Il piano architettato funziona, Lorenzo si trasferisce munito del kit di sopravvivenza (sacco a pelo, racconti di vampiri, musica rock, coca-cola e merendine). Tutto fila liscio, fino all’irruzione in cantina di Olivia (interpretata da Tea Falco) la ventiquattrenne sorellastra esuberante ed eroinomane, in cerca di uno scatolone con le sue cose, andata via di casa dopo un furioso litigio con la madre per vivere all’opposto di Lorenzo senza catene, né complessi e in piena libertà. In comune i fratelli hanno il fatto di essere entrambi infelici e a disagio in un mondo e in una famiglia che li fanno sentire quasi invisibili.

Ma la convivenza dei due protagonisti non si rivela facile, sia per lo stato psicofisico della sorella, costretta senza soldi a subire durante la permanenza in cantina una dura crisi di astinenza, che per la ristrettezza degli spazi.

Il perché del rinchiudersi in cantina è chiaro per entrambi: spersi tra adulti lontani, feriti o inerti, Lorenzo fatica a comunicare ed interagire con gli altri, mentre Olivia vuole stare lontano dalla tentazione della sua dipendenza e non vuole mostrare a nessuno il suo stato durante la crisi di astinenza. Tra scontri e incontri, i due si ritrovano e riallacciano faticosamente un vecchio legame. La dipendenza potrebbe essere una chiave di lettura del film, perché entrambi i protagonisti hanno la propria dipendenza. Nonostante le strade percorse così diverse, le reciproche dipendenze potrebbero essere trasferite nel rapporto che li lega. Come i protagonisti di “The Dreamers”, entrambi i ragazzi non vanno d’accordo con il mondo, anche se in questo caso scelgono una cantina piuttosto che una tenda in salotto di casa.

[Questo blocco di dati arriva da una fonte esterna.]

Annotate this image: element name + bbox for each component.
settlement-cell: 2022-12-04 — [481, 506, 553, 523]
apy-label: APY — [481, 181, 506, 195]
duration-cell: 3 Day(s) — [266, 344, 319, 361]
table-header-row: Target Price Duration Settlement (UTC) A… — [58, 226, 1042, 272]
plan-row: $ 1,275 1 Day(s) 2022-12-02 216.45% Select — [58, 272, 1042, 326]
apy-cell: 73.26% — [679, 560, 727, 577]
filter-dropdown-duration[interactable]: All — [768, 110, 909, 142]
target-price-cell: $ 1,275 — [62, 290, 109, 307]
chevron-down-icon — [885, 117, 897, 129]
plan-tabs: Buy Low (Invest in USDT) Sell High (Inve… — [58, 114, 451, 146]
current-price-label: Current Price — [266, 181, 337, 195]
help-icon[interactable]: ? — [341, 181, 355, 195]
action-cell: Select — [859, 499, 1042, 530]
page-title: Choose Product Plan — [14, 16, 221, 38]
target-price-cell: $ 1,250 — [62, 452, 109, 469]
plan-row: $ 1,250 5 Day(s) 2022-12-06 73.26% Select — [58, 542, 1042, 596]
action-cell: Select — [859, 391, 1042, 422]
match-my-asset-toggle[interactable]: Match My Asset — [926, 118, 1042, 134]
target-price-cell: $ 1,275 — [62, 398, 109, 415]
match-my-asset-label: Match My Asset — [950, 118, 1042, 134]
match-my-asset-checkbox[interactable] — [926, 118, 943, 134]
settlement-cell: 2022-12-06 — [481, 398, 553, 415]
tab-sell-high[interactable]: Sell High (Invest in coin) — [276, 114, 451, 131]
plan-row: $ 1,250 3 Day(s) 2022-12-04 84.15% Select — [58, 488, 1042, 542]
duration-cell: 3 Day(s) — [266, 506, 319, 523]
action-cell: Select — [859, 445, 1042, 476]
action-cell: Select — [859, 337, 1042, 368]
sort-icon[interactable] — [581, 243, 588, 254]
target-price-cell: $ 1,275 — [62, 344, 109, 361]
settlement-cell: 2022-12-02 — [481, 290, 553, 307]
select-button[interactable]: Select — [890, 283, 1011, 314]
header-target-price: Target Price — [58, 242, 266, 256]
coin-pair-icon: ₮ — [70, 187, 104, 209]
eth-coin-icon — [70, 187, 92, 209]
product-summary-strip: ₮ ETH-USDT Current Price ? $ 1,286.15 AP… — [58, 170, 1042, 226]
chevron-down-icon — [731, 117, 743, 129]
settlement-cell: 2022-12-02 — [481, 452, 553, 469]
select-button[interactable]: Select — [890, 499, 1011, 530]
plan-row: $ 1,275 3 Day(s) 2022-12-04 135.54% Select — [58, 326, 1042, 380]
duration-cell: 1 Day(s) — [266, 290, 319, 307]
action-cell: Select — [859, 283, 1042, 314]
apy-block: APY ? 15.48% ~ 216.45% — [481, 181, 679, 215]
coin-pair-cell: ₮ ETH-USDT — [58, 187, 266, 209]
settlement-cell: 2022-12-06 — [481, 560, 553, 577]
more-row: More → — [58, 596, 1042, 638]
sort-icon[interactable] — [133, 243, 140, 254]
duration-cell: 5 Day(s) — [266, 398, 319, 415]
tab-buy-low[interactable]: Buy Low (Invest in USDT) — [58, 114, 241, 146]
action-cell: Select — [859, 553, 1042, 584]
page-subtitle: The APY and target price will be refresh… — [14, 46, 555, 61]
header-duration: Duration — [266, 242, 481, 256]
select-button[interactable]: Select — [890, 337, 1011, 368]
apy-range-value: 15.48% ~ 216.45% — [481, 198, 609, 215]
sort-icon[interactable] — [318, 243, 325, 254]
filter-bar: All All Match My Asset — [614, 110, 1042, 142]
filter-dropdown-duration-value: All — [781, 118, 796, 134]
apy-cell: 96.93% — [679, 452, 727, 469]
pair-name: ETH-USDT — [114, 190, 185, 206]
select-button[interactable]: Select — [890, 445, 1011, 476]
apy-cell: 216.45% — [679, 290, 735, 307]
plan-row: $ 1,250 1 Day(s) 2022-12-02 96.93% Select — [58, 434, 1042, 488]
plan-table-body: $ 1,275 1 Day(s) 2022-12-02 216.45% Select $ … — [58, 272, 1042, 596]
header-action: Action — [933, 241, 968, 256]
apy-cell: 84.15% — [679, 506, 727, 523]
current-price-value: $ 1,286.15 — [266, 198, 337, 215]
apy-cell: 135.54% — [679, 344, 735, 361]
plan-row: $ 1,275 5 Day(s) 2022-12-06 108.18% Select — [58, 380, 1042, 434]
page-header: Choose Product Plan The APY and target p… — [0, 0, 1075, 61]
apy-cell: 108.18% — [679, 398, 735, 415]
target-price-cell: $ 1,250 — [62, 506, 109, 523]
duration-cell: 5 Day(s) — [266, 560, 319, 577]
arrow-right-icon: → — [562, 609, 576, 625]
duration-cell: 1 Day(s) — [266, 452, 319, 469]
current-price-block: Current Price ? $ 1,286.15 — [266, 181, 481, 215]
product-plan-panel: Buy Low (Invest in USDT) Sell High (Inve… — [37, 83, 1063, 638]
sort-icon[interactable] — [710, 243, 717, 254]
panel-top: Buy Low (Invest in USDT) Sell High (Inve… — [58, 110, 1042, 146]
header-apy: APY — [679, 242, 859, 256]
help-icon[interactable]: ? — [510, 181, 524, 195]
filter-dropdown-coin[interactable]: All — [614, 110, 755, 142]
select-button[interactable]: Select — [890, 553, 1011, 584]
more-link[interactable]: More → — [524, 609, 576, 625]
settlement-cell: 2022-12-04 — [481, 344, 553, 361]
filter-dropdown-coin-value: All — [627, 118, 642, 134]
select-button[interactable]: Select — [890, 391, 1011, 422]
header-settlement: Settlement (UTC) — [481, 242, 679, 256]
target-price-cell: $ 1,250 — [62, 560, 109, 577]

Entrambi i personaggi sono stati costruiti con grande cura e le tecniche di ripresa riescono a farci entrare subito nel loro mondo, basti segnalare l’ingresso di Olivia inquadrata di spalle, in cui si vede solo un lungo e peloso mantello che potrebbe nascondere chiunque, ma non certo la lunga chioma bionda che solo poco dopo si disvela, nonché i primi piani sui volti molto espressivi di entrambi i giovani (il volto di Jacopo Olmo Antinori ci ricorda Malcolm McDowell di “Arancia meccanica”). Il lungometraggio, di cui il regista è anche co-sceneggiatore insieme allo stesso Ammanniti, è stato presentato con successo al 65º Festival di Cannes. Da segnalare anche la fotografia di Fabio Cianchetti e i brani musicali di Bowie, Muse e Cure, che accompagnano la pellicola.

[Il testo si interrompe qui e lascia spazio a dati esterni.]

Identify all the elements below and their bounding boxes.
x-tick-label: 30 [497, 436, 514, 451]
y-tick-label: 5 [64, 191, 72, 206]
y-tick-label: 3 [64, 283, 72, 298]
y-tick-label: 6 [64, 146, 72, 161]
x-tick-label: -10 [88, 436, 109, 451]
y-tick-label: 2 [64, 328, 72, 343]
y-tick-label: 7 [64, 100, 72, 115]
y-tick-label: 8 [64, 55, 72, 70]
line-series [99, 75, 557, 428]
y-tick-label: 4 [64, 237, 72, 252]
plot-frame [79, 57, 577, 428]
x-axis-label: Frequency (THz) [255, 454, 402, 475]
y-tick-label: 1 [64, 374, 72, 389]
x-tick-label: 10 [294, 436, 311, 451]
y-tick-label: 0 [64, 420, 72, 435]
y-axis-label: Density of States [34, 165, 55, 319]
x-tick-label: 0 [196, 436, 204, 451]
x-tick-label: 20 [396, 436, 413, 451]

Il filo rosso che collega le opere di Bernardo Bertolucci “The Dreamers”, “Io e te”, “Io ballo da sola”, “La luna”, “Il piccolo Buddha” e “L’ultimo imperatore”, è l’adolescenza. Ma mentre nelle prime opere citate l’adolescenza è rappresentata da personaggi rissosi che faticano ad aprirsi all’esterno, nelle ultime due è rappresentata da ragazzi obbligati malgrado loro ad affrontare un destino molto più grande che li costringe ad aprirsi al mondo.

“Io e te” è un film intimista, ma con una grande forza espressiva e fuori dal tempo, perché rappresenta le nostre cantine interiori, in cui si annidano paure e giacciono impolverati conflitti non risolti.

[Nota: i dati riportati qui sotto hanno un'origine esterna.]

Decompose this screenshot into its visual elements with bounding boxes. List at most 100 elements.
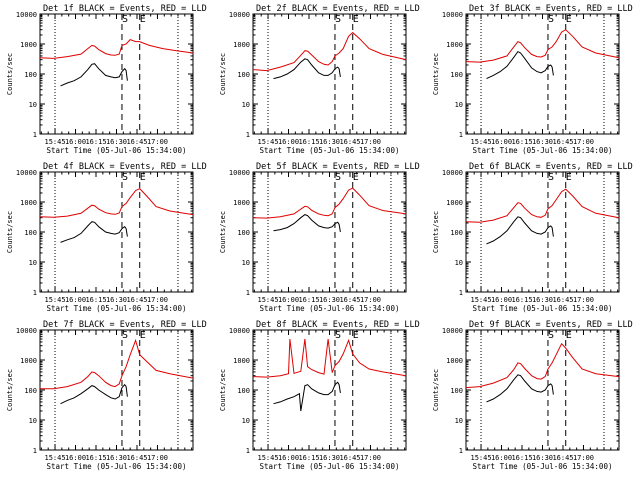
x-tick-label: 16:45: [126, 454, 147, 462]
y-axis-label: Counts/sec: [432, 211, 440, 253]
y-tick-label: 100: [237, 387, 250, 395]
detector-panel: Det 9f BLACK = Events, RED = LLD 1 10 100 10…: [432, 320, 633, 471]
lld-series-line: [253, 31, 406, 72]
x-axis-label: Start Time (05-Jul-06 15:34:00): [47, 304, 187, 313]
x-tick-label: 16:00: [65, 296, 86, 304]
plot-frame: [465, 329, 620, 451]
x-tick-label: 15:45: [257, 296, 278, 304]
x-tick-label: 16:00: [278, 138, 299, 146]
y-tick-label: 10000: [229, 169, 250, 177]
x-tick-label: 16:15: [511, 454, 532, 462]
lld-series-line: [253, 187, 406, 219]
x-tick-label: 15:45: [257, 138, 278, 146]
y-tick-label: 10: [242, 259, 250, 267]
y-tick-label: 10000: [442, 327, 463, 335]
detector-panel: Det 3f BLACK = Events, RED = LLD 1 10 100 10…: [432, 4, 633, 155]
y-tick-label: 10000: [16, 11, 37, 19]
x-tick-label: 16:15: [298, 454, 319, 462]
x-tick-label: 16:45: [339, 138, 360, 146]
x-tick-label: 17:00: [573, 296, 594, 304]
y-tick-label: 1000: [20, 41, 37, 49]
panel-title: Det 7f BLACK = Events, RED = LLD: [43, 320, 207, 330]
x-tick-label: 16:45: [339, 296, 360, 304]
panel-title: Det 3f BLACK = Events, RED = LLD: [469, 4, 633, 14]
y-tick-label: 1000: [446, 357, 463, 365]
x-tick-label: 16:00: [278, 454, 299, 462]
x-tick-label: 16:15: [298, 296, 319, 304]
start-marker-label: S: [122, 172, 128, 183]
y-tick-label: 10: [455, 101, 463, 109]
y-tick-label: 1: [246, 447, 250, 455]
y-tick-label: 10: [29, 417, 37, 425]
plot-frame: [39, 13, 194, 135]
x-tick-label: 17:00: [360, 296, 381, 304]
y-tick-label: 1000: [233, 357, 250, 365]
x-axis-label: Start Time (05-Jul-06 15:34:00): [47, 462, 187, 471]
y-tick-label: 100: [237, 71, 250, 79]
events-series-line: [60, 63, 128, 87]
x-tick-label: 17:00: [360, 454, 381, 462]
y-tick-label: 1000: [20, 199, 37, 207]
end-marker-label: E: [353, 330, 359, 341]
x-tick-label: 15:45: [257, 454, 278, 462]
panel-title: Det 8f BLACK = Events, RED = LLD: [256, 320, 420, 330]
events-series-line: [486, 216, 554, 245]
x-tick-label: 16:45: [552, 296, 573, 304]
x-tick-label: 17:00: [147, 296, 168, 304]
y-axis-label: Counts/sec: [6, 53, 14, 95]
x-axis-label: Start Time (05-Jul-06 15:34:00): [260, 304, 400, 313]
y-tick-label: 10: [455, 259, 463, 267]
x-tick-label: 16:30: [532, 454, 553, 462]
lld-series-line: [40, 338, 193, 390]
y-tick-label: 10: [29, 101, 37, 109]
y-tick-label: 1000: [446, 41, 463, 49]
y-tick-label: 1000: [446, 199, 463, 207]
x-tick-label: 16:00: [65, 138, 86, 146]
x-tick-label: 17:00: [573, 138, 594, 146]
y-axis-label: Counts/sec: [6, 369, 14, 411]
x-tick-label: 16:00: [491, 138, 512, 146]
x-tick-label: 16:15: [85, 138, 106, 146]
x-tick-label: 16:30: [319, 138, 340, 146]
y-tick-label: 1000: [233, 199, 250, 207]
plot-frame: [465, 13, 620, 135]
x-tick-label: 15:45: [470, 296, 491, 304]
y-tick-label: 1: [33, 131, 37, 139]
x-tick-label: 16:00: [278, 296, 299, 304]
start-marker-label: S: [335, 330, 341, 341]
x-tick-label: 17:00: [147, 454, 168, 462]
y-tick-label: 1000: [20, 357, 37, 365]
start-marker-label: S: [122, 14, 128, 25]
x-tick-label: 16:00: [491, 296, 512, 304]
y-tick-label: 10: [242, 101, 250, 109]
x-axis-label: Start Time (05-Jul-06 15:34:00): [473, 462, 613, 471]
x-tick-label: 16:15: [85, 454, 106, 462]
detector-panel: Det 5f BLACK = Events, RED = LLD 1 10 100 10…: [219, 162, 420, 313]
x-tick-label: 16:15: [298, 138, 319, 146]
x-tick-label: 17:00: [360, 138, 381, 146]
x-axis-label: Start Time (05-Jul-06 15:34:00): [47, 146, 187, 155]
y-tick-label: 100: [237, 229, 250, 237]
y-axis-label: Counts/sec: [219, 211, 227, 253]
x-axis-label: Start Time (05-Jul-06 15:34:00): [260, 462, 400, 471]
start-marker-label: S: [548, 330, 554, 341]
x-tick-label: 16:45: [552, 138, 573, 146]
start-marker-label: S: [335, 172, 341, 183]
x-tick-label: 17:00: [147, 138, 168, 146]
x-tick-label: 16:15: [511, 138, 532, 146]
plot-frame: [465, 171, 620, 293]
y-tick-label: 1000: [233, 41, 250, 49]
lld-series-line: [466, 188, 619, 223]
end-marker-label: E: [140, 330, 146, 341]
end-marker-label: E: [140, 14, 146, 25]
panel-title: Det 5f BLACK = Events, RED = LLD: [256, 162, 420, 172]
x-tick-label: 15:45: [44, 138, 65, 146]
detector-panel: Det 6f BLACK = Events, RED = LLD 1 10 100 10…: [432, 162, 633, 313]
events-series-line: [60, 221, 128, 243]
x-tick-label: 16:30: [106, 296, 127, 304]
lld-series-line: [466, 342, 619, 389]
panel-title: Det 4f BLACK = Events, RED = LLD: [43, 162, 207, 172]
y-tick-label: 10: [29, 259, 37, 267]
panel-title: Det 1f BLACK = Events, RED = LLD: [43, 4, 207, 14]
y-tick-label: 10: [242, 417, 250, 425]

La settimana bianca finisce. E’ chiaro che il regista è dalla parte dei due giovani protagonisti, come se stesse a fianco di ogni “dreamer”, fino alla reciproca promessa di  Lorenzo di sforzarsi di comunicare con gli altri e di Olivia di smettere di bucarsi, prima di uscire fuori sotto la luce del sole e tornare alla vita “normale”.